Warehouse-scale video acceleration: co-design and deployment in the wild
Parthasarathy Ranganathan,Daniel Stodolsky,Jeff Calow,Jeremy Dorfman,Marisabel Guevara,Clinton Wills Smullen,Aki Kuusela,Raghu Balasubramanian,Sandeep Bhatia,Prakash Chauhan,Anna Cheung,In Suk Chong,Niranjani Dasharathi,Jia Feng,Brian Fosco,Samuel Foss,Ben Gelb,Sara J. Gwin,Yoshiaki Hase,Da-ke He,C. Richard Ho,Roy W. Huffman,Elisha Indupalli,Indira Jayaram,Poonacha Kongetira,Cho Mon Kyaw,Aaron Laursen,Yuan Li,Fong Lou,Kyle A. Lucke,JP Maaninen,Ramon Macias,Maire Mahony,David Alexander Munday,Srikanth Muroor,Narayana Penukonda,Eric Perkins-Argueta,Devin Persaud,Alex Ramirez,Ville-Mikko Rautio,Yolanda Ripley,Amir Salek,Sathish Sekar,Sergey N. Sokolov,Rob Springer,Don Stark,Mercedes Tan,Mark S. Wachsler,Andrew C. Walton,David A. Wickeraad,Alvin Wijaya,Kwan Wu,Clinton Wills Smullen IV,Roy W. Huffman Jr.,Hon Kwan Wu
DOI: https://doi.org/10.1145/3445814.3446723
2021-04-17
Abstract:Video sharing (e.g., YouTube, Vimeo, Facebook, TikTok) accounts for the majority of internet traffic, and video processing is also foundational to several other key workloads (video conferencing, virtual/augmented reality, cloud gaming, video in Internet-of-Things devices, etc.). The importance of these workloads motivates larger video processing infrastructures and – with the slowing of Moore’s law – specialized hardware accelerators to deliver more computing at higher efficiencies. This paper describes the design and deployment, at scale, of a new accelerator targeted at warehouse-scale video transcoding. We present our hardware design including a new accelerator building block – the video coding unit (VCU) – and discuss key design trade-offs for balanced systems at data center scale and co-designing accelerators with large-scale distributed software systems.

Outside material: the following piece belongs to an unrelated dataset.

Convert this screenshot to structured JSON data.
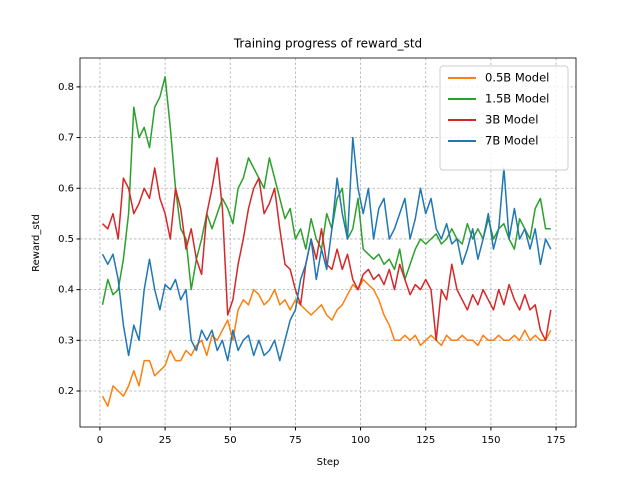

We evaluate these accelerators “in the wild" serving live data center jobs, demonstrating 20-33x improved efficiency over our prior well-tuned non-accelerated baseline. Our design also enables effective adaptation to changing bottlenecks and improved failure management, and new workload capabilities not otherwise possible with prior systems. To the best of our knowledge, this is the first work to discuss video acceleration at scale in large warehouse-scale environments.